Volex is running hot at the moment, and its stated ambitions and recent performance would indicate it is a share that you should have in your portfolio. However, the company is aiming high, and as it approaches that GBP1bn revenue target, each year will be harder to maintain that 15% revenue growth number.
Market challenges
The company still has some existential challenges. A large part of its revenue is still derived from the consumer goods sector, manufacturing cabling and boxes for white goods manufacturer, which have taken a hit over the last year, as hard-pressed consumers decide to mend-and-make-do with large capital purchases like a washing machine, as opposed to buying a new appliance.
Inventory has been an industry-wide issue since the end of the Coronavirus pandemic, and Volex’s relatively small size doesn’t give it the buying-power of some of its larger competitors. Moreover, given the pace which interest rates have been rising in the past twelve months, that debt must be creating its own problems in terms of repayments. Coupled with its internal investments, there is going to be a lot of pressure building on the company’s finances if it wants to maintain its momentum.

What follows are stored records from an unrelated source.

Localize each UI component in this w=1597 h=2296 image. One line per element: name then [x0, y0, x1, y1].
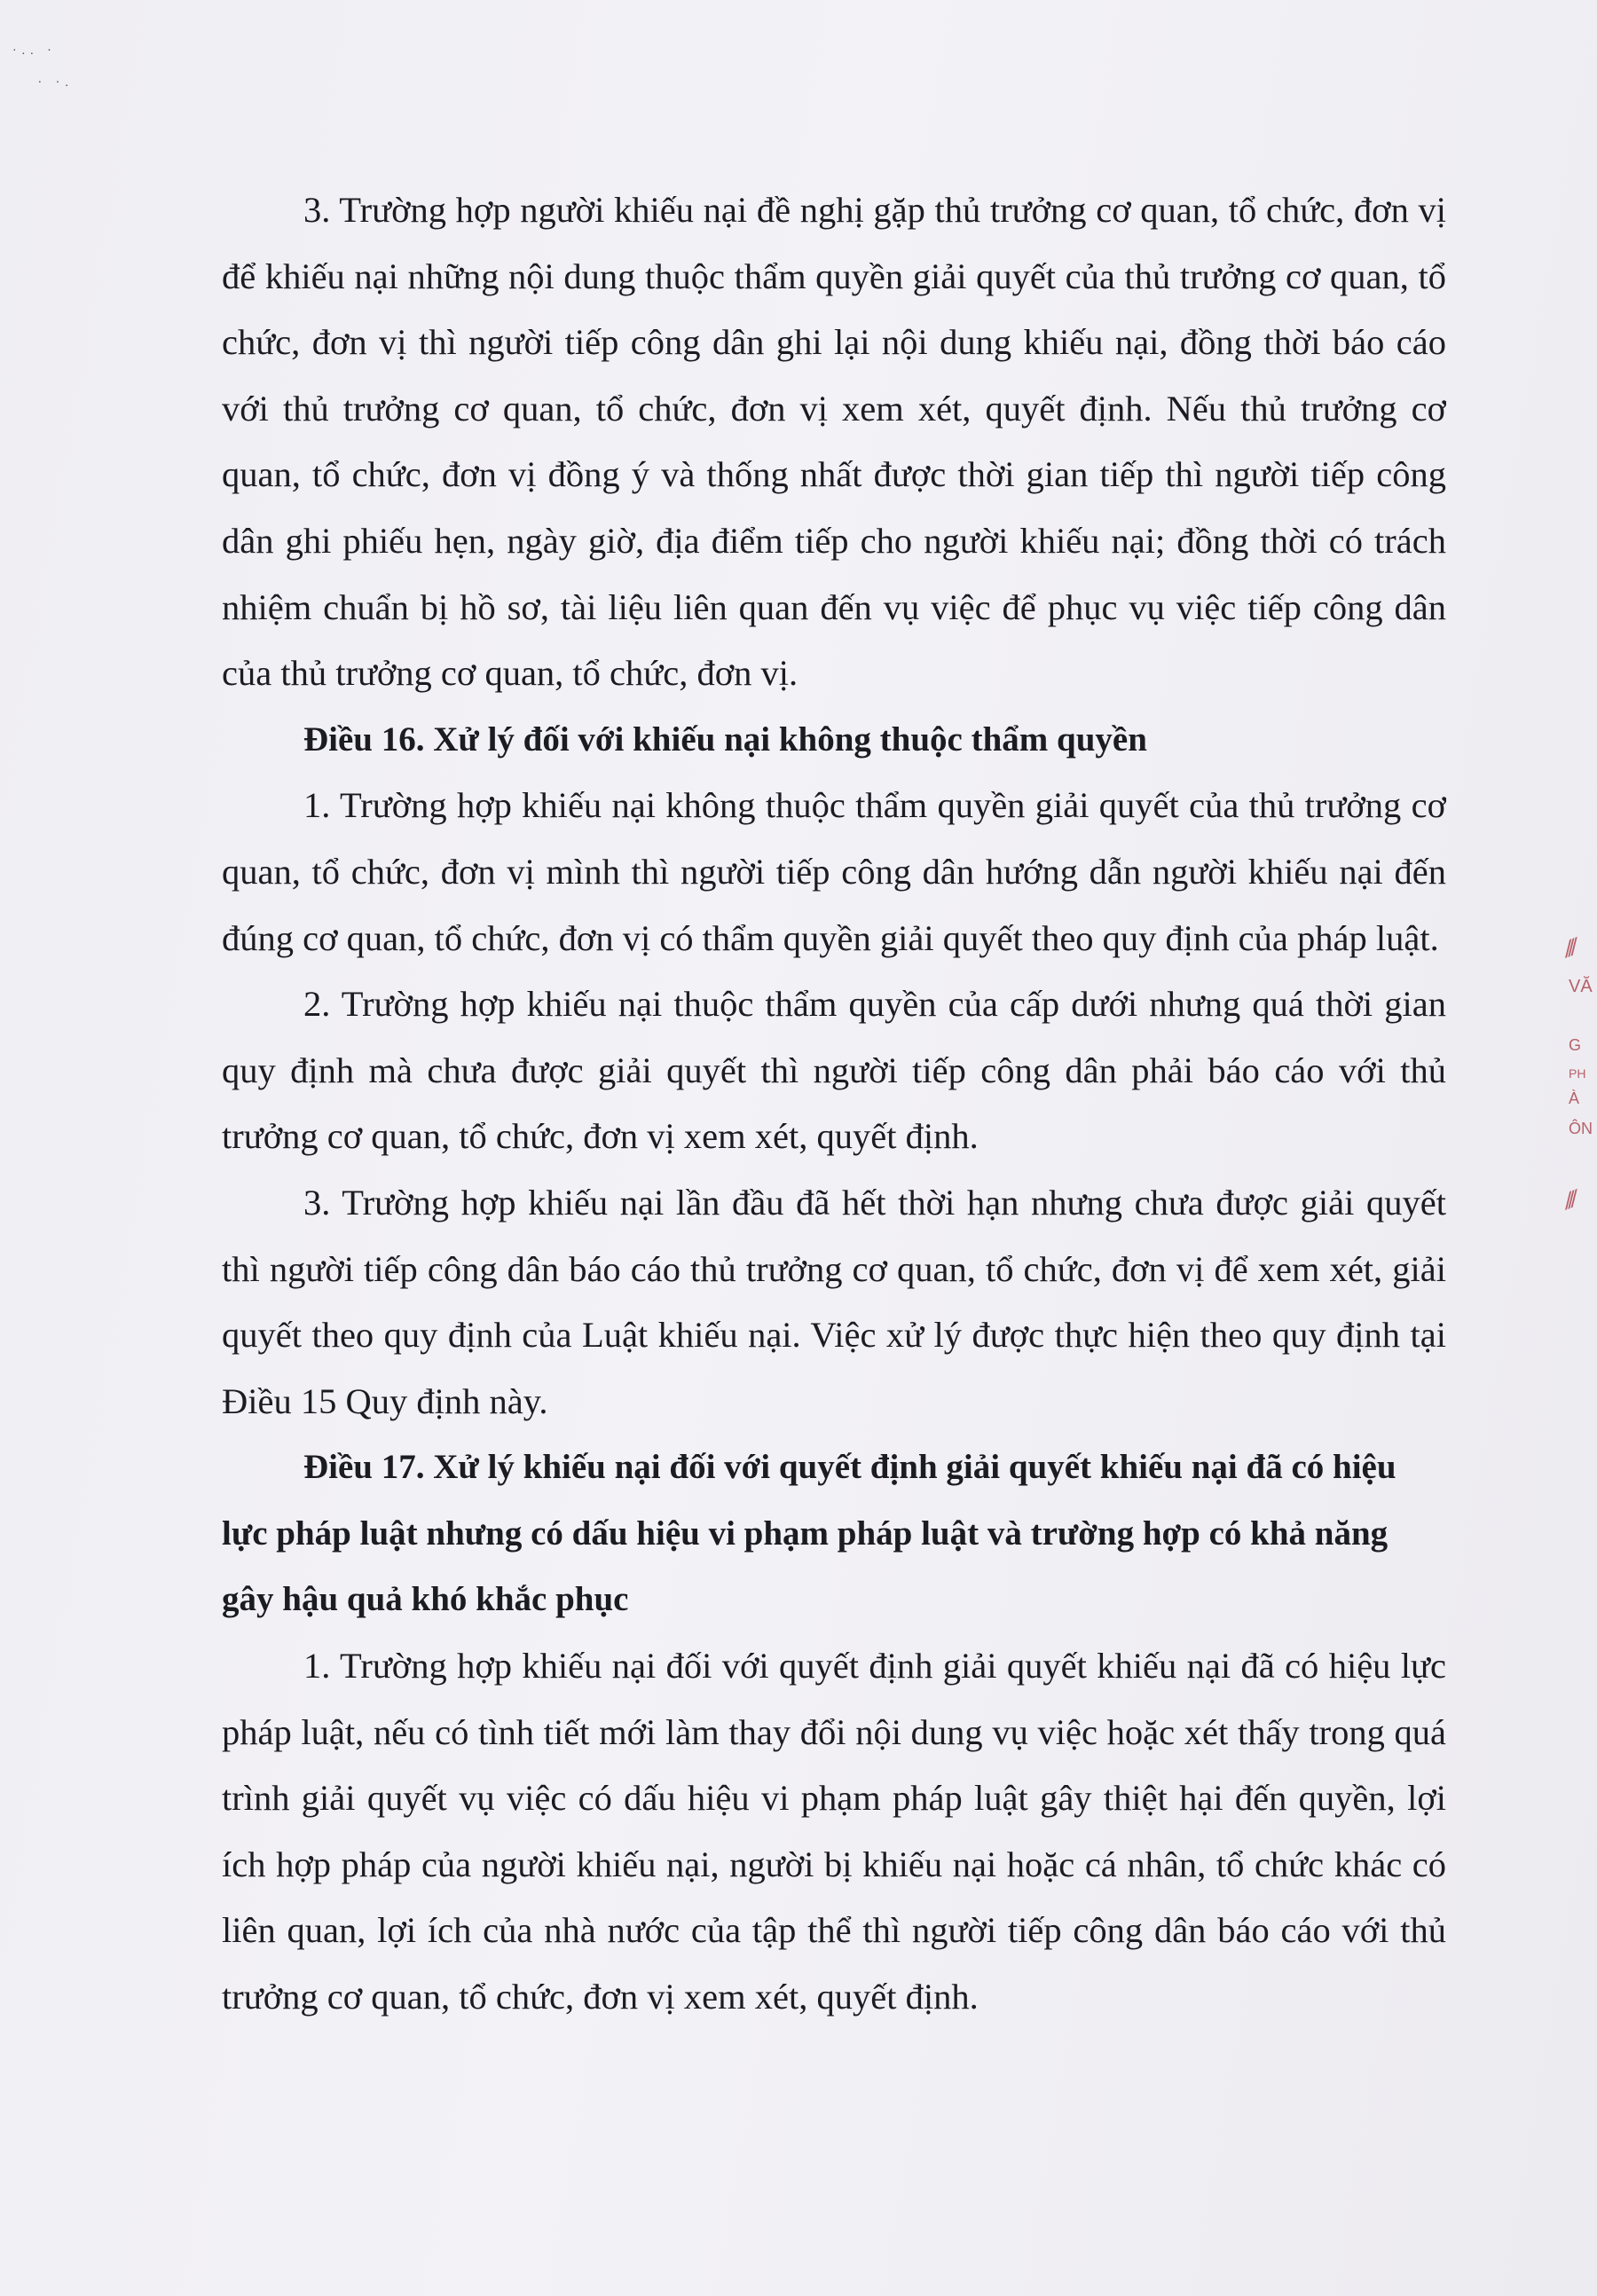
stamp-border-marks-top: ///	[1565, 933, 1574, 963]
article-16-clause-1: 1. Trường hợp khiếu nại không thuộc thẩm quyền giải quyết của thủ trưởng cơ quan, tổ chức, đơn vị mình thì người tiếp công dân hướng dẫn người khiếu nại đến đúng cơ quan, tổ chức, đơn vị có thẩm quyền giải quyết theo quy định của pháp luật.	[222, 785, 1446, 958]
seal-stamp-fragment	[1563, 923, 1597, 1224]
article-16-heading: Điều 16. Xử lý đối với khiếu nại không thuộc thẩm quyền	[303, 719, 1147, 759]
document-body	[222, 177, 1446, 2129]
scan-specks: ·.. · · ·.	[12, 44, 74, 90]
article-16-clause-2: 2. Trường hợp khiếu nại thuộc thẩm quyền của cấp dưới nhưng quá thời gian quy định mà chưa được giải quyết thì người tiếp công dân phải báo cáo với thủ trưởng cơ quan, tổ chức, đơn vị xem xét, quyết định.	[222, 984, 1446, 1157]
stamp-letter: À	[1569, 1089, 1580, 1107]
stamp-letter: VĂ	[1569, 977, 1593, 996]
article-16-clause-3: 3. Trường hợp khiếu nại lần đầu đã hết thời hạn nhưng chưa được giải quyết thì người tiếp công dân báo cáo thủ trưởng cơ quan, tổ chức, đơn vị để xem xét, giải quyết theo quy định của Luật khiếu nại. Việc xử lý được thực hiện theo quy định tại Điều 15 Quy định này.	[222, 1182, 1446, 1421]
stamp-border-marks-bottom: ///	[1565, 1185, 1574, 1215]
stamp-letter: PH	[1569, 1066, 1586, 1081]
stamp-letter: G	[1569, 1036, 1582, 1054]
stamp-letter: ÔN	[1569, 1120, 1593, 1137]
article-17-heading: Điều 17. Xử lý khiếu nại đối với quyết định giải quyết khiếu nại đã có hiệu lực pháp luật nhưng có dấu hiệu vi phạm pháp luật và trường hợp có khả năng gây hậu quả khó khắc phục	[222, 1448, 1396, 1619]
article-17-clause-1: 1. Trường hợp khiếu nại đối với quyết định giải quyết khiếu nại đã có hiệu lực pháp luật, nếu có tình tiết mới làm thay đổi nội dung vụ việc hoặc xét thấy trong quá trình giải quyết vụ việc có dấu hiệu vi phạm pháp luật gây thiệt hại đến quyền, lợi ích hợp pháp của người khiếu nại, người bị khiếu nại hoặc cá nhân, tổ chức khác có liên quan, lợi ích của nhà nước của tập thể thì người tiếp công dân báo cáo với thủ trưởng cơ quan, tổ chức, đơn vị xem xét, quyết định.	[222, 1646, 1446, 2017]
paragraph-3-meeting-head: 3. Trường hợp người khiếu nại đề nghị gặp thủ trưởng cơ quan, tổ chức, đơn vị để khiếu nại những nội dung thuộc thẩm quyền giải quyết của thủ trưởng cơ quan, tổ chức, đơn vị thì người tiếp công dân ghi lại nội dung khiếu nại, đồng thời báo cáo với thủ trưởng cơ quan, tổ chức, đơn vị xem xét, quyết định. Nếu thủ trưởng cơ quan, tổ chức, đơn vị đồng ý và thống nhất được thời gian tiếp thì người tiếp công dân ghi phiếu hẹn, ngày giờ, địa điểm tiếp cho người khiếu nại; đồng thời có trách nhiệm chuẩn bị hồ sơ, tài liệu liên quan đến vụ việc để phục vụ việc tiếp công dân của thủ trưởng cơ quan, tổ chức, đơn vị.	[222, 190, 1446, 694]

Volex is an ambitious smaller company; the targets it is setting itself are achievable, but will test management in the next four years.
Bridgewise rates Volex as a ‘Hold’. The analyst said: “Volex published its Q3 report on Nov 9th, 2022 with positive results, but no significant factors particularly remarkable relative to its peers. We do believe, though, that macro-related market conditions will influence the stock’s performance more significantly than its individual results. We gave Volex a 61 rating and a ‘Hold’ recommendation.”